We need to play in the space! I always thought that games-based learning in the classroom was extremely valuable, but now I really understand what that might look like.
I also learned I’m absolutely terrible at all of these games (not a surprise)! But I can’t expect others to take risks, be open-minded and flexible if I am not prepared to be. And I really can’t superficially agree (or disagree) with an idea, without really trying to understand it more deeply; after all, I would never want my students or my kids to do that.

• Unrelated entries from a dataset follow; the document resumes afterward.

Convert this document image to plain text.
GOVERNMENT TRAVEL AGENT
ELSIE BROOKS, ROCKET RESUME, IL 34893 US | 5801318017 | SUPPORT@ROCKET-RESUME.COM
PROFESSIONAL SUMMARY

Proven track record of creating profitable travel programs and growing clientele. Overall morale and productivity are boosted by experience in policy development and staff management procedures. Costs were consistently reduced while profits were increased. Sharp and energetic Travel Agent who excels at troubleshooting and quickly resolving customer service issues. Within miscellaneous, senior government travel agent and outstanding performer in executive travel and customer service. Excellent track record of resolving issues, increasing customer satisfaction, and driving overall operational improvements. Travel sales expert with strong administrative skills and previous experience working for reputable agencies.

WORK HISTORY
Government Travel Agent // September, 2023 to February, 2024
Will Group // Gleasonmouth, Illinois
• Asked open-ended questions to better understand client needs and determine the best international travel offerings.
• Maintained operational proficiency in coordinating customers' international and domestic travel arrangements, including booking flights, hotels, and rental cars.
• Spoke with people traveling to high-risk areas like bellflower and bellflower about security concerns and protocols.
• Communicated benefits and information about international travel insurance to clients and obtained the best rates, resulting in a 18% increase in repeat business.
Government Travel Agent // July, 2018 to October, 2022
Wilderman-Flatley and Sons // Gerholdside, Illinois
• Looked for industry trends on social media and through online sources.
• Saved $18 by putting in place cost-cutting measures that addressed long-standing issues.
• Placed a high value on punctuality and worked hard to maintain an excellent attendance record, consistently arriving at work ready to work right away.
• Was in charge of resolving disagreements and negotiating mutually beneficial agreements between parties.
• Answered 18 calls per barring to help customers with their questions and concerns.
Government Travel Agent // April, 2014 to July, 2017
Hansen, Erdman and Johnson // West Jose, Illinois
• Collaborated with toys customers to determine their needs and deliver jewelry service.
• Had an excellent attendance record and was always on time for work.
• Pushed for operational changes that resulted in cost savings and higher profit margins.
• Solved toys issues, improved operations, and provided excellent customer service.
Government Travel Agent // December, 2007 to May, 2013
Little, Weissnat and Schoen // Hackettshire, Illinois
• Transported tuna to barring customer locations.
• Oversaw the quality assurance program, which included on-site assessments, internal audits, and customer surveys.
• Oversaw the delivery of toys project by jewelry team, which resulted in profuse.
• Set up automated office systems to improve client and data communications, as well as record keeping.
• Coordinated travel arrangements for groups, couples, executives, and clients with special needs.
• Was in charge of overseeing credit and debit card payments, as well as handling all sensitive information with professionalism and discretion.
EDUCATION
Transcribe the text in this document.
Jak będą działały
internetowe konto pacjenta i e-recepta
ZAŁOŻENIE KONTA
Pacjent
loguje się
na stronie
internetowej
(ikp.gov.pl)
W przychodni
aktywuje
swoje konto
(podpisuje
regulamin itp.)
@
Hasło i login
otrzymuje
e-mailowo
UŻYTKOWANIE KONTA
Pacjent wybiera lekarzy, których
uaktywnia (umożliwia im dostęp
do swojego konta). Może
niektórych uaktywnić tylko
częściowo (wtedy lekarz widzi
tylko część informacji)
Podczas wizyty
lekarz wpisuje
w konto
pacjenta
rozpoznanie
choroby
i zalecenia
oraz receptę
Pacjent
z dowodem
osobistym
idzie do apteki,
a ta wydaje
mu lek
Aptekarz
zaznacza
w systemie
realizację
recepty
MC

What games have you played with your students? What recommendations do you have for other educators thinking of embarking in Games-based learning?
Resources & Ideas
The Gaming Edus website is an incredible resource for Ontario educators who are looking at integrating gaming (especially Minecraft in the classroom).
Five ways Minecraft and other video games can boost student writing skills http://www.gamingedus.org/2012/04/five-ways-minecraft-and-other-video-games-can-boost-student-writing-skills/
Collaboration, Camaraderie: Financial Literacy with Clash of the Titans, by Brian Aspinall, is a great read!
Edutopia, not surprisingly, has a whole resource page dedicated to Games-based Learning.
Check out the EdAdvocate’s post, The positive connection between games and online learning.
Kingsley, T. & Grabner-Hagen, M. (2015). Gamification: Questing to integrate content knowledge, literacy, and 21st century learning. JAAL, 59(1), 51-61.